Screens only have to be fine enough to stop the brass. Let the pins fall through into a plastic bucket. A piece of hardware cloth bent into a bowl shape will work. A lot of folks just put a plastic collander over a 5 gallon bucket. The pins apparently are not austenitic, so a magnet will get strays (test this with your pins). Others are
using these and just buy their own bucket, but I see they are currently out of stock. Also, currently they are made sized for 3½ gallon buckets instead of the ubiquitous 5 gallon paint buckets.

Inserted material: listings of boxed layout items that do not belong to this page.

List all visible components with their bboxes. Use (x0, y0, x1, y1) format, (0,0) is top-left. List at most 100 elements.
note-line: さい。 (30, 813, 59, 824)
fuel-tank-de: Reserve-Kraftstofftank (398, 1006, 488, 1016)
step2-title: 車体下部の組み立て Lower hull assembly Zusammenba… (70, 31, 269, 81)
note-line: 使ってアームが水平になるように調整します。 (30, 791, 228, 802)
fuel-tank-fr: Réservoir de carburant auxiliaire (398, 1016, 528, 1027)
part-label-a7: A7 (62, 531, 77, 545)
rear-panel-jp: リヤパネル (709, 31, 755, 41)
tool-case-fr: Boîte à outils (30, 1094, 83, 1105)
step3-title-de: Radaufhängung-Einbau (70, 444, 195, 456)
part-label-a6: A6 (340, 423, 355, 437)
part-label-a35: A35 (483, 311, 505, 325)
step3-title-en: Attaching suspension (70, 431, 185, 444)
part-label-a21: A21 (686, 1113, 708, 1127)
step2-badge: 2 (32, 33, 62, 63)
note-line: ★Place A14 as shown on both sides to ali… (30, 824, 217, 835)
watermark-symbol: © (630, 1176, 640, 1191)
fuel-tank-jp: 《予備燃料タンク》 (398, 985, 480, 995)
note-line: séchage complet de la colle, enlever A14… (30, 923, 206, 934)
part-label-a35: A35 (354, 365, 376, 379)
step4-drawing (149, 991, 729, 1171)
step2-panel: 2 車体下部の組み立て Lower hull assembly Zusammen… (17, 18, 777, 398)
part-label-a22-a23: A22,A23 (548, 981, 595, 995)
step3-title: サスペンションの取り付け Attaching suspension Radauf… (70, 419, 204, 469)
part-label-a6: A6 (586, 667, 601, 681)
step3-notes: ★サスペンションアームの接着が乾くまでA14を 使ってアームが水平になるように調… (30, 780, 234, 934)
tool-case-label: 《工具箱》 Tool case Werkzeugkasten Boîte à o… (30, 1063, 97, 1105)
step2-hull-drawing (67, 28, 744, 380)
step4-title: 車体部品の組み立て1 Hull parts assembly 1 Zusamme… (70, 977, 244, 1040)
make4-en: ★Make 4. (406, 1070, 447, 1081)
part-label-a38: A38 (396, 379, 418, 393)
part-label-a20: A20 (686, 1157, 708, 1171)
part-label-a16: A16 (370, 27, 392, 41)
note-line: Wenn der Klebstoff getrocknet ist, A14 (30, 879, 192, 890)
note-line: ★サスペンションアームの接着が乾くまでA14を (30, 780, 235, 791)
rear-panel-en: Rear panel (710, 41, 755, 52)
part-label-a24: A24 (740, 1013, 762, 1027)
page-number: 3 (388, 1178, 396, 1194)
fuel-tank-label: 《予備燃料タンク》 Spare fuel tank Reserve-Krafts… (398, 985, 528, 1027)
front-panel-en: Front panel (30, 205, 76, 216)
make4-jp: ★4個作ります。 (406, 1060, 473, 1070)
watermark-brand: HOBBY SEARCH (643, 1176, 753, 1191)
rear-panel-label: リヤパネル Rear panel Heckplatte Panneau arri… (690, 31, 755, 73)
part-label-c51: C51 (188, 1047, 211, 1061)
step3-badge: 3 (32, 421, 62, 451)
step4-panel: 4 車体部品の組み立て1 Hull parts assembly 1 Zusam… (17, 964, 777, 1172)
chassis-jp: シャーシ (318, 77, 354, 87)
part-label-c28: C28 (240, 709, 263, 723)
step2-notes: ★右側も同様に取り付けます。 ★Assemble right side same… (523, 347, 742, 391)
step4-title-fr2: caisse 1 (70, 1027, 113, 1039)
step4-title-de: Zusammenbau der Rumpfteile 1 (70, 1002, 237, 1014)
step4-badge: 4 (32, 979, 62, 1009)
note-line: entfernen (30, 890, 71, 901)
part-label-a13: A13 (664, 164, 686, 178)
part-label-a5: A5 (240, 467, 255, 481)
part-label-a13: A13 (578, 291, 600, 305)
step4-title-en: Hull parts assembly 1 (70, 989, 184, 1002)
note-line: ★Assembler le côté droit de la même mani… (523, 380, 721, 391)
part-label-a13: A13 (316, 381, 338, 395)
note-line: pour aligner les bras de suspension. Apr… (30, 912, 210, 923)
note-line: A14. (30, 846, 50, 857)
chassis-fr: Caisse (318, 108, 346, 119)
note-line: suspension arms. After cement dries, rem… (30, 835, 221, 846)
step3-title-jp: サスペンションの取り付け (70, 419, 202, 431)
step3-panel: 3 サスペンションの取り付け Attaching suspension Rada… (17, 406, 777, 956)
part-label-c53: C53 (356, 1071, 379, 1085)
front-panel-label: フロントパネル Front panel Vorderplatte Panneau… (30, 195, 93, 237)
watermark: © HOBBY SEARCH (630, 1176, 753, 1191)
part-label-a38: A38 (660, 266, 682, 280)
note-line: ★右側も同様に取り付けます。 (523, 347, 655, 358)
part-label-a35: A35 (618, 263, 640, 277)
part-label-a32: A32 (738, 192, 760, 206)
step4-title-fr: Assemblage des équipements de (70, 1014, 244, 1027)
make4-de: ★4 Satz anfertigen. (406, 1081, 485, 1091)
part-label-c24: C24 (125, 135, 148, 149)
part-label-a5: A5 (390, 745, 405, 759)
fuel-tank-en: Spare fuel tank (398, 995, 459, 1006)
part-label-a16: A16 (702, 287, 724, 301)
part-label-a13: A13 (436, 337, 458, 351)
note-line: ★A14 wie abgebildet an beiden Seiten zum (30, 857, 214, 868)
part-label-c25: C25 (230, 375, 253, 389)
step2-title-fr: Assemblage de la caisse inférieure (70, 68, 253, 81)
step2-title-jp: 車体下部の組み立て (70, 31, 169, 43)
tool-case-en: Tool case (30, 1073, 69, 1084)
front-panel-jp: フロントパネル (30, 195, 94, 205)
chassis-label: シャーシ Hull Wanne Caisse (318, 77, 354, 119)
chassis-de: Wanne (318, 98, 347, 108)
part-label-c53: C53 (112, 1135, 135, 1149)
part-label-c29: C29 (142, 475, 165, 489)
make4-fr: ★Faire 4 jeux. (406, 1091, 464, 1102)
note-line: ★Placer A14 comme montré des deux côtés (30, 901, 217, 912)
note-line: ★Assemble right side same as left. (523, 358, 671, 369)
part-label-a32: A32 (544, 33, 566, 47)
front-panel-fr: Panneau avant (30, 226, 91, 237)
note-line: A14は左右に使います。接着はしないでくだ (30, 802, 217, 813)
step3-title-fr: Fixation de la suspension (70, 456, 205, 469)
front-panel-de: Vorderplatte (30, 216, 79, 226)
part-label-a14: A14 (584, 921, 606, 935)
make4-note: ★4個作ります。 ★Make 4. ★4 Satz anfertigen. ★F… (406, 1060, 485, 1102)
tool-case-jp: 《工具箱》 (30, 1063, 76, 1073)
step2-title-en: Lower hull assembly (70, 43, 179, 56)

Thumbler B seems to be what most favor for pins. Shown in
this article. It does rocks, case cleaning, moly-coating (with special plastic liners; moly sticks to their standard Neoprene liner). No difference in the machine needed for that.
There's an old arsenal case cleaning formula (from before they stopped cleaning oxides off brass, so this is WWI era) that's just 5% citric acid powder by weight (add 7 ounces to 1 gallon of water) that works fast and is reusable and good for the ultrasonic. I expect it's a good choice for tumbler, but you may be able to use a lot less considering the time involved, and toss it when you are done. Buying the citric acid as such is a lot cheaper than buying it as Lemishine. 10 lbs for less than $3/lb postage paid,
here.
Citric acid softens water, so you don't really need a lot of detergent. Also, some detergents a alkaline and neutralize part of the acid. Try just a couple of drops of Dawn Essentials (no color or disinfectant or bleach or other additives other than scent) to help cut oil or grease.
Try cleaning the drum friction surfaces with alcohol. Don't use belt dressing, as it lubricates squeaks out and may actually make the drum slip worse. If it still won't grip, mix a little rosin in alcohol and paint it thinly on those surfaces and let it dry.